Field boundary, Glancuttaun, Co. Kerry
Co. Kerry |
Ritual/Ceremonial
Beneath the bogland of Glancuttaun in south-west Kerry, on both sides of a river, lie the remnants of field walls that were already ancient when the peat began to swallow them.
These are pre-bog walls, a term that places them firmly before the gradual spread of blanket bog that reshaped much of the Irish upland landscape over several millennia. The bog, in its slow accumulation of waterlogged organic matter, is a remarkable preserving medium, and walls sealed beneath it can survive in a condition that open-air stonework rarely achieves.
The site at Glancuttaun represents a group of such walls, running on both sides of a river, suggesting the deliberate organisation of agricultural land at a period when this terrain was open and workable rather than saturated and overgrown.
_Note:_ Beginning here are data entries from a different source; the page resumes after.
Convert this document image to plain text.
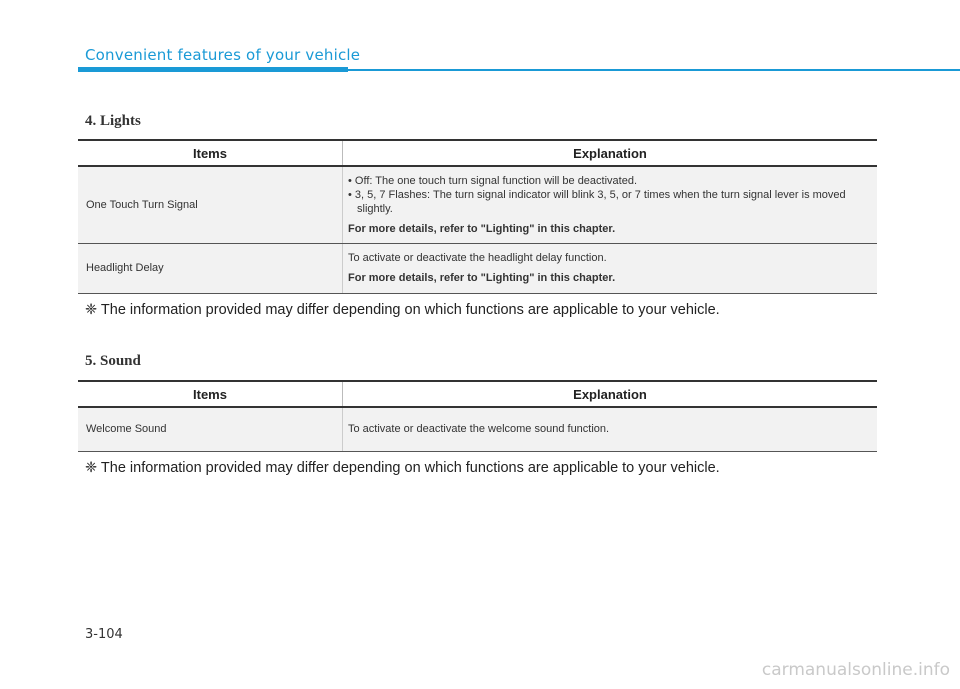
Convenient features of your vehicle
4. Lights
Items	Explanation
One Touch Turn Signal	• Off: The one touch turn signal function will be deactivated.
• 3, 5, 7 Flashes: The turn signal indicator will blink 3, 5, or 7 times when the turn signal lever is moved slightly.
For more details, refer to "Lighting" in this chapter.

Headlight Delay	To activate or deactivate the headlight delay function.
For more details, refer to "Lighting" in this chapter.
❈ The information provided may differ depending on which functions are applicable to your vehicle.
5. Sound
Items	Explanation
Welcome Sound	To activate or deactivate the welcome sound function.
❈ The information provided may differ depending on which functions are applicable to your vehicle.
3-104
carmanualsonline.info
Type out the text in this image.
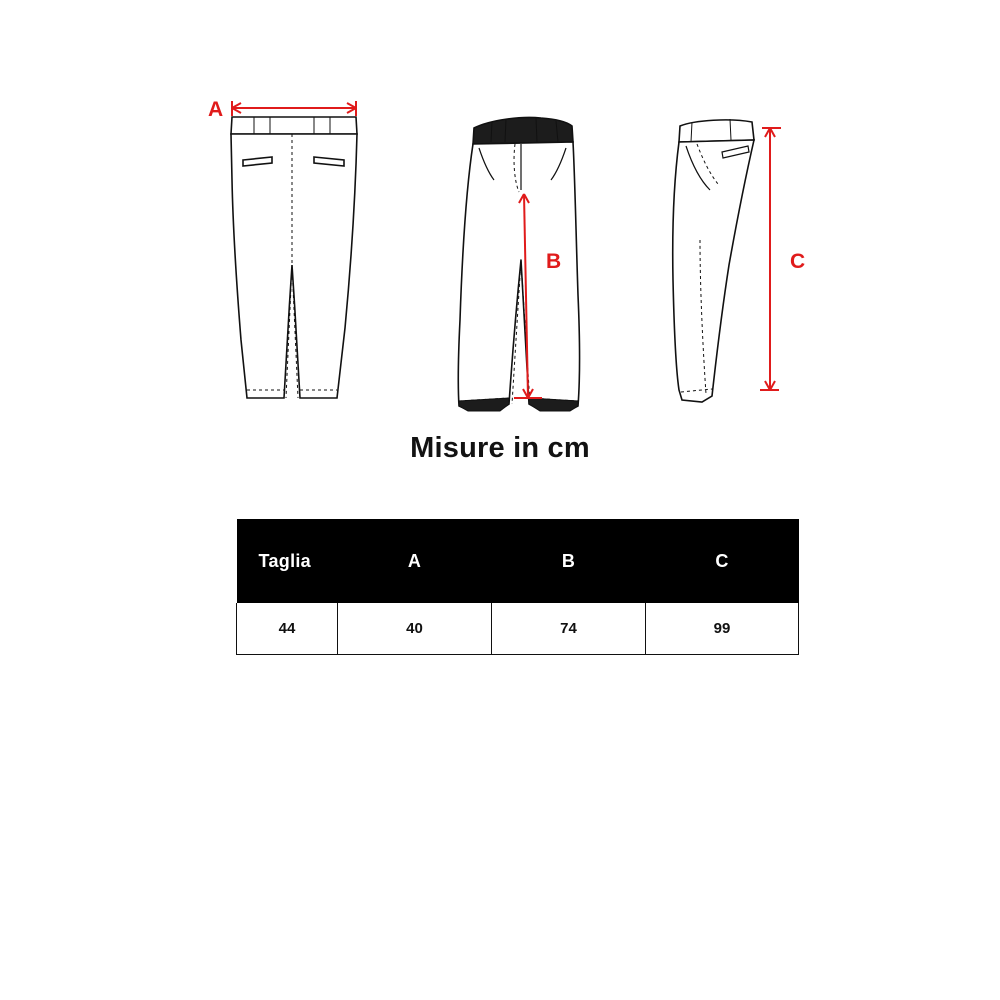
A
B	C
Misure in cm
Taglia	A	B	C
44	40	74	99
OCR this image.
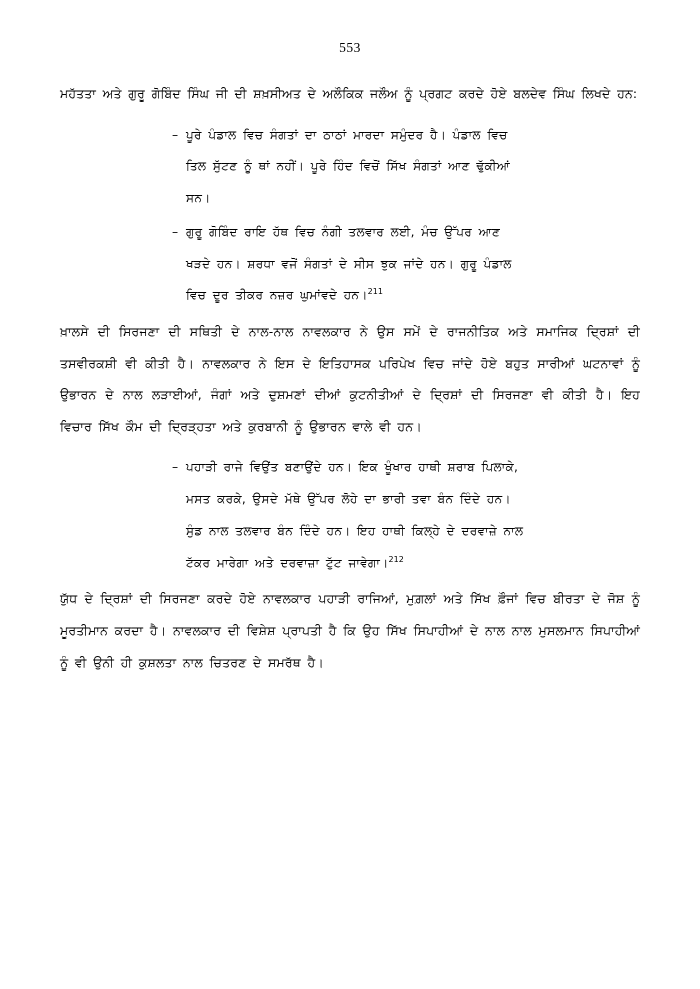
553

ਮਹੱਤਤਾ ਅਤੇ ਗੁਰੂ ਗੋਬਿੰਦ ਸਿੰਘ ਜੀ ਦੀ ਸ਼ਖ਼ਸੀਅਤ ਦੇ ਅਲੌਕਿਕ ਜਲੌਅ ਨੂੰ ਪ੍ਰਗਟ ਕਰਦੇ ਹੋਏ ਬਲਦੇਵ ਸਿੰਘ ਲਿਖਦੇ ਹਨ:

– ਪੂਰੇ ਪੰਡਾਲ ਵਿਚ ਸੰਗਤਾਂ ਦਾ ਠਾਠਾਂ ਮਾਰਦਾ ਸਮੁੰਦਰ ਹੈ। ਪੰਡਾਲ ਵਿਚ
ਤਿਲ ਸੁੱਟਣ ਨੂੰ ਥਾਂ ਨਹੀਂ। ਪੂਰੇ ਹਿੰਦ ਵਿਚੋਂ ਸਿੱਖ ਸੰਗਤਾਂ ਆਣ ਢੁੱਕੀਆਂ
ਸਨ।
– ਗੁਰੂ ਗੋਬਿੰਦ ਰਾਇ ਹੱਥ ਵਿਚ ਨੰਗੀ ਤਲਵਾਰ ਲਈ, ਮੰਚ ਉੱਪਰ ਆਣ
ਖੜਦੇ ਹਨ। ਸ਼ਰਧਾ ਵਜੋਂ ਸੰਗਤਾਂ ਦੇ ਸੀਸ ਝੁਕ ਜਾਂਦੇ ਹਨ। ਗੁਰੂ ਪੰਡਾਲ
ਵਿਚ ਦੂਰ ਤੀਕਰ ਨਜ਼ਰ ਘੁਮਾਂਵਦੇ ਹਨ।$^{211}$

ਖ਼ਾਲਸੇ ਦੀ ਸਿਰਜਣਾ ਦੀ ਸਥਿਤੀ ਦੇ ਨਾਲ-ਨਾਲ ਨਾਵਲਕਾਰ ਨੇ ਉਸ ਸਮੇਂ ਦੇ ਰਾਜਨੀਤਿਕ ਅਤੇ ਸਮਾਜਿਕ ਦ੍ਰਿਸ਼ਾਂ ਦੀ ਤਸਵੀਰਕਸ਼ੀ ਵੀ ਕੀਤੀ ਹੈ। ਨਾਵਲਕਾਰ ਨੇ ਇਸ ਦੇ ਇਤਿਹਾਸਕ ਪਰਿਪੇਖ ਵਿਚ ਜਾਂਦੇ ਹੋਏ ਬਹੁਤ ਸਾਰੀਆਂ ਘਟਨਾਵਾਂ ਨੂੰ ਉਭਾਰਨ ਦੇ ਨਾਲ ਲੜਾਈਆਂ, ਜੰਗਾਂ ਅਤੇ ਦੁਸ਼ਮਣਾਂ ਦੀਆਂ ਕੁਟਨੀਤੀਆਂ ਦੇ ਦ੍ਰਿਸ਼ਾਂ ਦੀ ਸਿਰਜਣਾ ਵੀ ਕੀਤੀ ਹੈ। ਇਹ ਵਿਚਾਰ ਸਿੱਖ ਕੌਮ ਦੀ ਦ੍ਰਿੜ੍ਹਤਾ ਅਤੇ ਕੁਰਬਾਨੀ ਨੂੰ ਉਭਾਰਨ ਵਾਲੇ ਵੀ ਹਨ।

– ਪਹਾੜੀ ਰਾਜੇ ਵਿਉਂਤ ਬਣਾਉਂਦੇ ਹਨ। ਇਕ ਖੂੰਖਾਰ ਹਾਥੀ ਸ਼ਰਾਬ ਪਿਲਾਕੇ,
ਮਸਤ ਕਰਕੇ, ਉਸਦੇ ਮੱਥੇ ਉੱਪਰ ਲੋਹੇ ਦਾ ਭਾਰੀ ਤਵਾ ਬੰਨ ਦਿੰਦੇ ਹਨ।
ਸੁੰਡ ਨਾਲ ਤਲਵਾਰ ਬੰਨ ਦਿੰਦੇ ਹਨ। ਇਹ ਹਾਥੀ ਕਿਲ੍ਹੇ ਦੇ ਦਰਵਾਜ਼ੇ ਨਾਲ
ਟੱਕਰ ਮਾਰੇਗਾ ਅਤੇ ਦਰਵਾਜ਼ਾ ਟੁੱਟ ਜਾਵੇਗਾ।$^{212}$

ਯੁੱਧ ਦੇ ਦ੍ਰਿਸ਼ਾਂ ਦੀ ਸਿਰਜਣਾ ਕਰਦੇ ਹੋਏ ਨਾਵਲਕਾਰ ਪਹਾੜੀ ਰਾਜਿਆਂ, ਮੁਗ਼ਲਾਂ ਅਤੇ ਸਿੱਖ ਫ਼ੌਜਾਂ ਵਿਚ ਬੀਰਤਾ ਦੇ ਜੋਸ਼ ਨੂੰ ਮੂਰਤੀਮਾਨ ਕਰਦਾ ਹੈ। ਨਾਵਲਕਾਰ ਦੀ ਵਿਸ਼ੇਸ਼ ਪ੍ਰਾਪਤੀ ਹੈ ਕਿ ਉਹ ਸਿੱਖ ਸਿਪਾਹੀਆਂ ਦੇ ਨਾਲ ਨਾਲ ਮੁਸਲਮਾਨ ਸਿਪਾਹੀਆਂ ਨੂੰ ਵੀ ਉਨੀ ਹੀ ਕੁਸ਼ਲਤਾ ਨਾਲ ਚਿਤਰਣ ਦੇ ਸਮਰੱਥ ਹੈ।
Pre-bog field systems of this kind are known from several parts of Ireland, most famously from sites in Connacht where extensive Neolithic and Bronze Age landscapes have emerged from eroding peat, offering a rare glimpse of how early farming communities divided and managed their land. The Kerry example, catalogued by O'Sullivan and Sheehan in their 1996 inventory of south-west Kerry's archaeology, adds to a picture of a region that was once far more intensively settled and cultivated than its current appearance might suggest.